Shear Properties of Stabilized Loess Using Novel Reactive Magnesia-Bearing Binders

Abstract

Loess stabilization is an effective approach to solve the deformation and subsidence problems in loess areas. Unconsolidated-undrained direct shear tests were conducted to investigate the improving effect of reactive MgO and MgO fly ash on the shear properties of loess, taking into account four major controlling factors, including MgO amount, curing time, moisture content, and compaction degree. Based on the test results, both the cohesion and internal friction angle of solidified loess achieve a peak at 6% MgO or 14-day curing time.

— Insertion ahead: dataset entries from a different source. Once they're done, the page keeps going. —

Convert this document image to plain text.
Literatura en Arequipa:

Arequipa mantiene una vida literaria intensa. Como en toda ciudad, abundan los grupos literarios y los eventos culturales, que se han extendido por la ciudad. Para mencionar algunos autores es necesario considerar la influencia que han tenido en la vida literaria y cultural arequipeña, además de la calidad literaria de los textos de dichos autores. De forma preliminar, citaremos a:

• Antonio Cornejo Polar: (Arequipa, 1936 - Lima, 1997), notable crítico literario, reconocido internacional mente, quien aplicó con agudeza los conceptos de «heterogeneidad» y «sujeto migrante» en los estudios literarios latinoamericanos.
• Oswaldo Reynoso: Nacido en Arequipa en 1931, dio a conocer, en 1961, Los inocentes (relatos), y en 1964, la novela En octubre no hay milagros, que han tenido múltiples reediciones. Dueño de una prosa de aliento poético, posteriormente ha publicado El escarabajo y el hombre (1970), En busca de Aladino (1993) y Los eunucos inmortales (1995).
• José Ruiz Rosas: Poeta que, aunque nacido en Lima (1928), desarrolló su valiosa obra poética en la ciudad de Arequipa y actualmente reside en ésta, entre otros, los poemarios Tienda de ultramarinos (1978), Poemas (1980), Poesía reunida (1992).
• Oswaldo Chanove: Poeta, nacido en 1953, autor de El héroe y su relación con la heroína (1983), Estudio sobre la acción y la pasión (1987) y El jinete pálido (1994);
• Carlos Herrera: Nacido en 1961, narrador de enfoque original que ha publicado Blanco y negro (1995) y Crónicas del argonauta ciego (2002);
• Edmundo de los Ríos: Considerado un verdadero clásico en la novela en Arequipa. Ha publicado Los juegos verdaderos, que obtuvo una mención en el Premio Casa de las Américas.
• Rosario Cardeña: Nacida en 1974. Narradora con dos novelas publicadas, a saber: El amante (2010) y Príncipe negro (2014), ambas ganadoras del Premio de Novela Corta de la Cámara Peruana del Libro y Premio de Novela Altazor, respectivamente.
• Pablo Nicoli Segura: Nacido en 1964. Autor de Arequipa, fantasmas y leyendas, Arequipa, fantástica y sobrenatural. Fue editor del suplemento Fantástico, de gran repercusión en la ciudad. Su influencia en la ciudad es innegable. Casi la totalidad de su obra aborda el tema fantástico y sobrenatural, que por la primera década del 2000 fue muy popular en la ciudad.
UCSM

The augment of water content accounts for the enhancement of cohesion before the optimum moisture content is reached, with a drop following afterward, while the friction angle decreases continuously. As the compaction degree grows, the cohesion and friction angle display escalating trends. It is suggested that the following optimum parameters from the viewpoint of shear performance be adopted for construction practices, i.e., 6% MgO content, 14-day curing, optimum water content, and 96% compaction degree. Scanning electron microscopy (SEM), thermogravimetric analysis (TG/DTA), and mercury intrusion porosimetry (MIP) were implemented to explore the microstructure and stabilization mechanisms. The major hydration products of MgO, MgO fly ash, and portland cement–stabilized loess are identified as brucite, magnesium silicate hydrate (M-S-H) plus brucite, and calcium silicate hydrate (C-S-H), respectively. Loess stabilized with reactive MgO-bearing materials has a higher hydration degree and better pore distribution than portland cement–stabilized loess. Reactive MgO and MgO fly ash outperform traditional portland cement (PC) in terms of shear property and microstructure. The MgO fly ash blends elucidate a positive effect on strength gain and decrease in large-size pores.